A dynastic succession is set to ensure a continuity in repression.

In a display of grandeur exhibited to impress the world, the normally reclusive state of the Democratic People’s Republic of Korea – better known as North Korea – feted visiting journalists and its citizens with a massive “celebration” on 9 and 10 October in Pyongyang. The occasion ostensibly was to celebrate the 65th anniversary of the establishment of the ruling Workers’ Party of Korea (WPK). But the gala event, featuring the North Korean staple of elaborate gymnastics and pyrotechnics, was held to provide the citizenry with a glimpse of the new “vice- chairman” of the military commission of the WPK, Kim Jong-Un, who also happens to be the youngest son of the ruling “dear leader” Kim Jong-Il, who himself had taken over from his father Kim Il-Sung (anointed as “eternal president” of the country after his death in 1994). The much publicised presence of the hitherto reclusive and unknown Kim Jong-Un is widely seen as a signal for his eventually succeeding the ailing Kim Jong-Il, who has ruled North Korea as the supreme leader of the central military commission for nearly two decades now.

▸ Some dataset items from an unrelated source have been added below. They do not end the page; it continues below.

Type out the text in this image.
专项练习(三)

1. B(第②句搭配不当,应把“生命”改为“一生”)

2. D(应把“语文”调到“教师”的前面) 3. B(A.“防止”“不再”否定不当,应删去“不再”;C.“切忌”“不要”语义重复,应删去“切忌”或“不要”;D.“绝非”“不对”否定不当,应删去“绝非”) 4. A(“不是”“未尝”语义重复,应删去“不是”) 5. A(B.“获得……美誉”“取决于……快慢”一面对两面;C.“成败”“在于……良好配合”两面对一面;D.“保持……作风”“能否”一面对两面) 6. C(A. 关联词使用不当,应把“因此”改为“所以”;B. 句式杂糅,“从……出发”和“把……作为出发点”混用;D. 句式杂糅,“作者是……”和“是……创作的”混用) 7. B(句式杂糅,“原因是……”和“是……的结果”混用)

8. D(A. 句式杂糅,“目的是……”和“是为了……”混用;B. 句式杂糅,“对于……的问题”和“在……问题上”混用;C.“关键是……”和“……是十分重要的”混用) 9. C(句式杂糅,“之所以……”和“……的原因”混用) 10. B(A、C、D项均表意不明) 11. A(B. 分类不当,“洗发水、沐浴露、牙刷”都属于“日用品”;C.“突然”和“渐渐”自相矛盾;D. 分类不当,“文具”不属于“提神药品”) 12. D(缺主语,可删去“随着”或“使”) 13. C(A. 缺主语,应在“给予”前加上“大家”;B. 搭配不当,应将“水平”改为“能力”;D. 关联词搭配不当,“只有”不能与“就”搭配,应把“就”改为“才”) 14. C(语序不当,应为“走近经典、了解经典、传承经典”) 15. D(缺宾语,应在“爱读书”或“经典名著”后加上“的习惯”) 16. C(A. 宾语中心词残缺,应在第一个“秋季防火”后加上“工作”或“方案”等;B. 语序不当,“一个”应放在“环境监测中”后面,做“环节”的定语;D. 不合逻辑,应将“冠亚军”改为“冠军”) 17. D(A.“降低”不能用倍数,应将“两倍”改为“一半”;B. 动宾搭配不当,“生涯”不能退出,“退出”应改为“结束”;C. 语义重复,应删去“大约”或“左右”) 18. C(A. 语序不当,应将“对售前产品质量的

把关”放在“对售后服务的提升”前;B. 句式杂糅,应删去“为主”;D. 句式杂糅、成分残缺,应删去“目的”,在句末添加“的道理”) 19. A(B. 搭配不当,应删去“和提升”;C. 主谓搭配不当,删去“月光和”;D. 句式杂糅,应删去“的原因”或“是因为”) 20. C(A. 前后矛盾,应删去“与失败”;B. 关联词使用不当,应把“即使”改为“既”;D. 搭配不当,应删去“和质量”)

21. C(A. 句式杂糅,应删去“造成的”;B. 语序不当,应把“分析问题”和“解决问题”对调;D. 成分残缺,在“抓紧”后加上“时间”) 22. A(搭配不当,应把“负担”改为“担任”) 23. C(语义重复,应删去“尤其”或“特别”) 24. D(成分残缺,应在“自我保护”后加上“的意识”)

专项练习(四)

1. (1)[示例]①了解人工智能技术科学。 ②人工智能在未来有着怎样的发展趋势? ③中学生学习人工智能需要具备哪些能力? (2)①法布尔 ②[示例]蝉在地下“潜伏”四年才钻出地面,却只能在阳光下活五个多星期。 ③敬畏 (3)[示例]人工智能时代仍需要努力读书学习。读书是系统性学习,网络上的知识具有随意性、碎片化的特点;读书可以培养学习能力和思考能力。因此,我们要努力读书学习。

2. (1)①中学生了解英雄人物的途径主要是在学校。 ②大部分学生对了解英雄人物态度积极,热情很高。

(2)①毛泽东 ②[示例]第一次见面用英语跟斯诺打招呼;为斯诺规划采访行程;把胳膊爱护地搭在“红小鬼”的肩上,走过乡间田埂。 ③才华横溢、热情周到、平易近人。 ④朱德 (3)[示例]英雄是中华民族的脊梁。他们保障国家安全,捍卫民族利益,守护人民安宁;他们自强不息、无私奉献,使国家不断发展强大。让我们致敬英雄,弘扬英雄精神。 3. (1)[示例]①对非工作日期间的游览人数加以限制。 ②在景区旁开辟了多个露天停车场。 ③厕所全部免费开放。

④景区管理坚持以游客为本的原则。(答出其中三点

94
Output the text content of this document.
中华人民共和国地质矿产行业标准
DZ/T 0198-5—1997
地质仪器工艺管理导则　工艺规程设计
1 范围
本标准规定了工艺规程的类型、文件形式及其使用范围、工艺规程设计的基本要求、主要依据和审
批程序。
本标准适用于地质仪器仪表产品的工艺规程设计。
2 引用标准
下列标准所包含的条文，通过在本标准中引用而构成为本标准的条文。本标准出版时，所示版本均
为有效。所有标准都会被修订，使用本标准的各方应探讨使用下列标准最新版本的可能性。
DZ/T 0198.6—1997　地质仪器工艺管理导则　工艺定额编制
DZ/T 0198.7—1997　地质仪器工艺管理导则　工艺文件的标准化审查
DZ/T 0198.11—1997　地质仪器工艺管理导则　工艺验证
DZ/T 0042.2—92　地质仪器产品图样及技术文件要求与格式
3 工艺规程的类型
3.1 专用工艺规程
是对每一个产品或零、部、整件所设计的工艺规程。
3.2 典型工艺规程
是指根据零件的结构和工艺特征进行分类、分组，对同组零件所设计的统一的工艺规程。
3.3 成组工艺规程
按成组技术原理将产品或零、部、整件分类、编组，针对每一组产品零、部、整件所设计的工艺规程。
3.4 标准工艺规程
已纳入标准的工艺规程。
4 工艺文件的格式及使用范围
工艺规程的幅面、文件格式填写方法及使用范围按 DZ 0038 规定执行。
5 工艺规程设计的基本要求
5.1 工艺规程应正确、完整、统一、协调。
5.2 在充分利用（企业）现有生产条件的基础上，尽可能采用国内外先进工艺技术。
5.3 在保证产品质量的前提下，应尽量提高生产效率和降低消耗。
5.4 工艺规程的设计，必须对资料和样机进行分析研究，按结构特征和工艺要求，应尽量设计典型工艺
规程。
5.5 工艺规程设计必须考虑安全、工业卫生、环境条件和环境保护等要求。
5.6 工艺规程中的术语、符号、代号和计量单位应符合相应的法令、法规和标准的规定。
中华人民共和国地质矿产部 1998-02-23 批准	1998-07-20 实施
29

Any nation state that sees three successive generations from a family at the helm of office – India comes close – would have been termed a monarchy. But North Korea defies definitions and there is a big gap between a reality that has nothing to do with “socialism” and what is dished out by its ruling autocratic elite. The choreographed mass exultation, emotions, and other forms of exhibitionism orchestrated by the regime on various occasions have been designed to make people momentarily forget the difficult living conditions.